Figure 1 |
My allegation is that in the case where visual stimuli are changing too fast for consciousness to be able to cope, the brain substitutes an integration, an average if you will, for the truth. I note that reference 4 suggests that an isolated visual stimulus needs to last for around a tenth of a second, 100ms, to make it to consciousness, bearing in mind that this ‘making it’ is not an all or nothing business; there are shades of making it. See, for example, reference 5, on the perceptual awareness scale (PAS).
Suppose we have the situation, illustrated at Figure 1 above, where the dark blue disc is moving around very fast, in a completely random fashion, in the area marked out by the light blue disc, against the green check background. Something I do not know how to emulate on a PC, but I dare say that with better knowledge of how exactly images get from a file onto the display and with some mathematical trickery it could be done.

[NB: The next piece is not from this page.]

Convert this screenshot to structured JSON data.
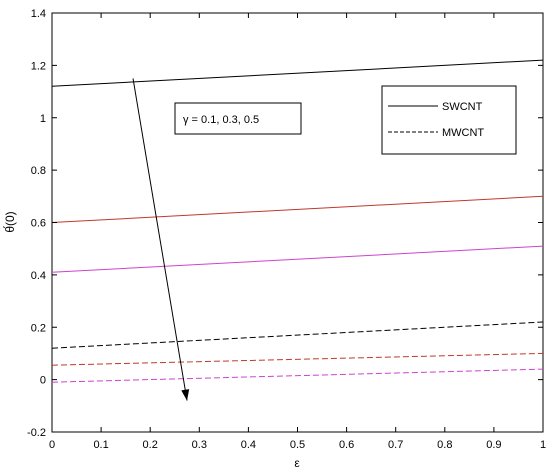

But without doing any such emulation, my guess is that what one would see would be a stationary, static image of a disc the size of the outer disc of Figure 1. The colouring of this disc would be smoothed, averaged, but while it would be radially symmetric – any band drawn through the centre of the disc would look the same – it would not be uniform, and it would be bluer towards the middle and greener towards the outside. With the details depending on the relation between the sizes of the two discs and the speed and the detailed specification of the particular kind of random movement involved.
Another guess would be that as the inner disc got small compared with the outer disc, what you would see is a uniform green disc, very slightly blued, against the green background. As the inner disc got large compared with the outer disc, what you would see is a uniform blue disc with a thin, somewhat greened, perimeter.
What is going on is that the brain decides that what you are looking at is the outer disc and it colours each point on that disc by taking the average of the stimuli coming in at the eye, with the eye being able to process stuff a lot faster than it can be delivered to consciousness.
Then, using this principle as a starting point, with more mathematical trickery, one could compute what to expect in the case of the spinning tops noticed at reference 2.
Different again would be fast, linear, uniform motion against a fixed background. Say a car moving across the field of vision.
Figure 2 |
Figure 3 |
A rather different approach is that of what is still called persistence of vision, despite having been discredited, at, for example, reference 3. And rather than trying to account in detail for the continuous movement we see in films, we might think of waving sparklers around in the dark, writing short words with the light, when we were children, probably (here in England) on Guy Fawkes night. But I think I would come to the same answer.
The point of all this being that the shape and appearance of a fast moving object may be substantially altered from its ‘true’, static shape and appearance. Yet another trick of human vision, along with all the other tricks we like to play with. And it is this dynamic shape and appearance, if I can call it that, which get projected into consciousness.
Afterword
There was a homely example of the work of the unconscious this morning, climbing the stairs with a rather too full cup of tea. It is a good idea to pay attention, to gaze at the cup of tea, as one does this, but one has no awareness of the detailed computations needed to get from the signals coming in at the eyes to the stream of commands to the muscles of the arm and hand, a stream which is very much needed to keep the cup moving smoothly up the stairs, with no unwanted accelerations.
And an example of the vagaries of visual image processing in Figure 1 above, which flickers in a very odd way as one pages up and down in that part of what is presently a document in MS Word. Perhaps the same thing will happen in Edge in a few minutes time.
References
Reference 1: Measuring consciousness: Task accuracy and awareness as sigmoid functions of stimulus duration - Kristian Sandberg, Bo Martin Bibby, Bert Timmermans, Axel Cleeremans, Morten Overgaard – 2011.
Reference 2: http://psmv3.blogspot.co.uk/2018/05/paper-puzzles.html.
Reference 3: The Myth of Persistence of Vision Revisited - Joseph and Barbara Anderson – 1993.
Reference 4: Evidence of weak conscious experiences in the exclusion task - Kristian Sandberg, Simon H. Del Pin, Bo M. Bibby and Morten Overgaard – 2014.
Reference 5: Using the perceptual awareness scale (PAS) - Kristian Sandberg and Morten Overgaard - 2015. Chapter 11 of a book published by OUP, but available from ResearchGate if you ask Google (rather than Bing).